Perkins played inside linebacker in LSU’s opener against Florida State, but much of his natural instincts were neutralized playing in the middle of the defense. He moved outside against Grambling State and MSU, and he has played more like his own self.
As leaky as Arkansas’ tackles were against BYU, Jefferson is going to need to be aware of where Perkins is at all times for his own safety.
Pittman said the Razorbacks would likely help Jefferson by moving the pocket against the Tigers. This is a good move. Jefferson seems to come alive when he is on the move as a passer.
Perhaps some of the Hogs’ issues have come from attempting to make a pocket passer out of Jefferson, when his play is more suited to be on the move or at least having the option to run with more of the RPO game?

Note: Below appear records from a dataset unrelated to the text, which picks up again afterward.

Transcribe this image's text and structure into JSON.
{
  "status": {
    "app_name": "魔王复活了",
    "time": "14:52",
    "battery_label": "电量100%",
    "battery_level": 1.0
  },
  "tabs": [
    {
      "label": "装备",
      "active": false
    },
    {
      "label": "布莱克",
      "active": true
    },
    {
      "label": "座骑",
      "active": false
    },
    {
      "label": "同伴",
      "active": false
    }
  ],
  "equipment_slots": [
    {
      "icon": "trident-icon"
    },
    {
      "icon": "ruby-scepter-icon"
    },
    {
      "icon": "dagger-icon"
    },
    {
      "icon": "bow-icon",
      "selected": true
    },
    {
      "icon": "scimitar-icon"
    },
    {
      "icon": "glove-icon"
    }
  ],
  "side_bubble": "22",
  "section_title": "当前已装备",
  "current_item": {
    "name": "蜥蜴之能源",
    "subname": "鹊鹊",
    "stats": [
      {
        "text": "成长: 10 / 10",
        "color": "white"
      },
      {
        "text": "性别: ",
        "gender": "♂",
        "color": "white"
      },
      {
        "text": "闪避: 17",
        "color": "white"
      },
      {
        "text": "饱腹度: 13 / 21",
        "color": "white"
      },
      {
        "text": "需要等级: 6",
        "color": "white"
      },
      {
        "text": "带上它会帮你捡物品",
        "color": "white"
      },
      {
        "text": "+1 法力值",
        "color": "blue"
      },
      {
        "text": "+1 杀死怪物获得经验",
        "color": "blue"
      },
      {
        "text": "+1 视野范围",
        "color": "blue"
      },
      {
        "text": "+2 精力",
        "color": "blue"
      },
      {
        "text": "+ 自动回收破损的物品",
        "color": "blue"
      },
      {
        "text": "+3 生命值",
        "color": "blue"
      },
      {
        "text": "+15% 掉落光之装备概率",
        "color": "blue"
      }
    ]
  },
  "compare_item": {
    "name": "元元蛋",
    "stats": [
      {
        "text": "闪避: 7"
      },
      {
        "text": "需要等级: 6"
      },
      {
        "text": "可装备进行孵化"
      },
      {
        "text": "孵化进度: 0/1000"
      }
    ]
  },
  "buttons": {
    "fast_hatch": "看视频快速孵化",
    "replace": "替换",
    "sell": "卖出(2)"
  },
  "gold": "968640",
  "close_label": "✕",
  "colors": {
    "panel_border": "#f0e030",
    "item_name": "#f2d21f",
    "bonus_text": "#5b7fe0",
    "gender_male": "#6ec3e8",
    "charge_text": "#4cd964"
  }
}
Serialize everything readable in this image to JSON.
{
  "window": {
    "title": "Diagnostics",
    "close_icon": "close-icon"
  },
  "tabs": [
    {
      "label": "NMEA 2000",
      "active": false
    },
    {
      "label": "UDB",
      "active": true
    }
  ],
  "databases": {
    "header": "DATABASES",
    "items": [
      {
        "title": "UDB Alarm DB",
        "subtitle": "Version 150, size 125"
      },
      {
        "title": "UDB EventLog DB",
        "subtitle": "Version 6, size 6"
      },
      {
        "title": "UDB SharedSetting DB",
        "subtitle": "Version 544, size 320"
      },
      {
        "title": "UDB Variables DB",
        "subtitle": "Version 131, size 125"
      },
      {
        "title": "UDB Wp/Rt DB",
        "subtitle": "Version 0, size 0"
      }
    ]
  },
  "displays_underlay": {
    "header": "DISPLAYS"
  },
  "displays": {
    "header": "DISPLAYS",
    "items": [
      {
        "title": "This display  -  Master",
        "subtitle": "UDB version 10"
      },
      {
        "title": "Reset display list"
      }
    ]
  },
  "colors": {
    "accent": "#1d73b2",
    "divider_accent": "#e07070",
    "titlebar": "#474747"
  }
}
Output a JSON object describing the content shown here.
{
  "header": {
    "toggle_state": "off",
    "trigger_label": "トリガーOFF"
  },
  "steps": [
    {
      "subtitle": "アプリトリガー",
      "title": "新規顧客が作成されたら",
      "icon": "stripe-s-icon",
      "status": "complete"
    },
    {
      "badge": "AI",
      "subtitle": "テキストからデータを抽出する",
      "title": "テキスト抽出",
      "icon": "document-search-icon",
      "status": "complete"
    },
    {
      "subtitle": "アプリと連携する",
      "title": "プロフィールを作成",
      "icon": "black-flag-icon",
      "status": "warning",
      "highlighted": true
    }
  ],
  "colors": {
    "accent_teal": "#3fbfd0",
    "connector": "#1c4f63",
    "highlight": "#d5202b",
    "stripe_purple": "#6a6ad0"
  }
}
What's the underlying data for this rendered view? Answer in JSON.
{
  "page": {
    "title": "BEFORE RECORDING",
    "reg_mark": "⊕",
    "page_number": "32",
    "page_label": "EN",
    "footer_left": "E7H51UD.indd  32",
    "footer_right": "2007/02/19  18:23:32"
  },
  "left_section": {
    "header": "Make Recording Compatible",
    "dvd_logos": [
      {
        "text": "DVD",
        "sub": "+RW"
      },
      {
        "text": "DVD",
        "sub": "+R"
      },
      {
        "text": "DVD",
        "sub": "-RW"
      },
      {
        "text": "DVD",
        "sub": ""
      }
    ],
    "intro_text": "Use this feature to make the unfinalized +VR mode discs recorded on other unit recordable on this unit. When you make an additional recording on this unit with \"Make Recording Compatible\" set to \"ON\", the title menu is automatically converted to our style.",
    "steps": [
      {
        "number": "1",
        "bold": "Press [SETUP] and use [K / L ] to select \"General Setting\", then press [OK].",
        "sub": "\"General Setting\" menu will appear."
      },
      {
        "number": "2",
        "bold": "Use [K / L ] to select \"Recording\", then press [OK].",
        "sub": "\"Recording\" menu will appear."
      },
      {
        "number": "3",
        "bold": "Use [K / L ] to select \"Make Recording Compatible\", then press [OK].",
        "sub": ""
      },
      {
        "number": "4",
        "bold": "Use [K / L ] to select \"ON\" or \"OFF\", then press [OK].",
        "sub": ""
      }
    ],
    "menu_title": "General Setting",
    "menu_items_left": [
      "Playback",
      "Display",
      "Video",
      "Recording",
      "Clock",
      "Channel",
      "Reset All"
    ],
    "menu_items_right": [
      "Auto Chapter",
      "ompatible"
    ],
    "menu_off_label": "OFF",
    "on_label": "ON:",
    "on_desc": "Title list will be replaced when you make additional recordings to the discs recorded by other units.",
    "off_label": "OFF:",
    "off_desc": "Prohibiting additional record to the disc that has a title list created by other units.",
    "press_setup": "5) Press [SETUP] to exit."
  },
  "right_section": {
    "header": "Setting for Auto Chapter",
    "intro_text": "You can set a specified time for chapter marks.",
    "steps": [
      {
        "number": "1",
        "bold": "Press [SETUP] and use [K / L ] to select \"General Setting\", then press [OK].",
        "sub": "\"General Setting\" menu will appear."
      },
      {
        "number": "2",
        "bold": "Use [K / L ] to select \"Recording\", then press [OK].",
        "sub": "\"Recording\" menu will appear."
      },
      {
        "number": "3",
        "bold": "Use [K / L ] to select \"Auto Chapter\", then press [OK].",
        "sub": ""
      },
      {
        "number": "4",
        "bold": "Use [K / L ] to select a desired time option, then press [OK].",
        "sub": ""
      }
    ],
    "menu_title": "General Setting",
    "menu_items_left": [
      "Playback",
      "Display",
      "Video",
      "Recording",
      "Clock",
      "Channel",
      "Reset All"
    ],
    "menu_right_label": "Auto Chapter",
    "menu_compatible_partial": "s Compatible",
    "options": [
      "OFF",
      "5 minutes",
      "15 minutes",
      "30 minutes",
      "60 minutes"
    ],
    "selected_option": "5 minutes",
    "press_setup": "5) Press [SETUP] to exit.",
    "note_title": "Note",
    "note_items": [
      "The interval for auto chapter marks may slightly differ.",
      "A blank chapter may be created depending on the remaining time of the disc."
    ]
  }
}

Any and everything should be considered to keep him from being a sitting duck waiting for Perkins, Mingo and the rest of LSU’s front seven to tee off on.
Unfortunately Arkansas’ experience and depth at the two tackle spots seems to be the tender spot on the Razorbacks’ offense. That’s not good news for Saturday’s game.
But one game doesn’t make or break a season.
Arkansas must concentrate on improving as much as possible this week, not just for the LSU game, which seems to be a mismatch but also for the remaining eight games.
If the Hogs can draw a line in the dirt this week and begin incremental improvement, it might not pay off in a victory this week, but it could in the weeks to come.